FORMAT: DVD (REWATCH)
ORIGINAL REVIEW:
(As posted on January 12th, 2010)
Roger Corman filmed Last Woman on Earth back-to-back with The Creature from the Haunted Sea. Since Corman didn’t realize there would be time to fit an additional film into his schedule, he hired screenwriter Robert Towne (who would later go on to write Chinatown) to star. That way whenever Towne wasn’t acting, he was off writing new scenes. This patchwork process didn’t do the movie any favors and hampered what could’ve been a decent flick.
An embezzler hiding out in Puerto Rico takes his wife and lawyer out scuba diving. When they return to the island, they are shocked to learn that everyone on Earth has died from some sort of airborne plague. Since they were breathing air from the scuba tanks underwater, the trio weren’t affected and as a result, they are now the only three people left in the whole world (or in Puerto Rico at least). Predictably, the lawyer gets horny and tries to steal his client’s wife away from him, which leads to various arguments and fisticuffs.

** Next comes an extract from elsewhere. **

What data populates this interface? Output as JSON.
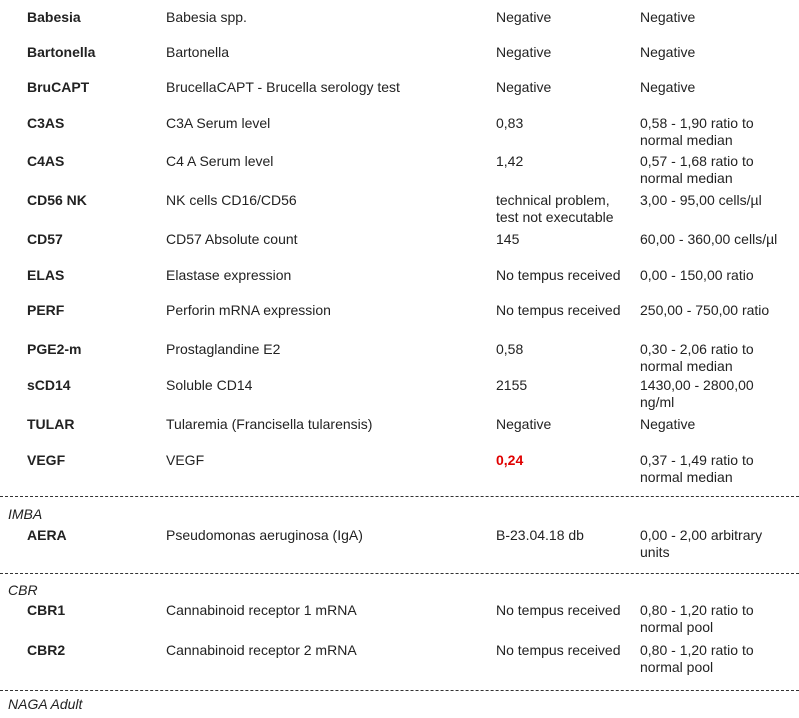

Last Woman on Earth could’ve been a potentially interesting post-apocalyptic love triangle, but Corman couldn’t quite pull it off. The laborious set-up gets the movie off to a rocky start and the flick never fully recovers. All the stuff involving the lawyer trying to hump his buddy’s wife is OK from a dramatic viewpoint but ultimately none of the characters are likable enough for you to really give two shits about them.
Corman also directed The Little Shop of Horrors, Ski Troop Attack, and The Fall of the House of Usher the same year.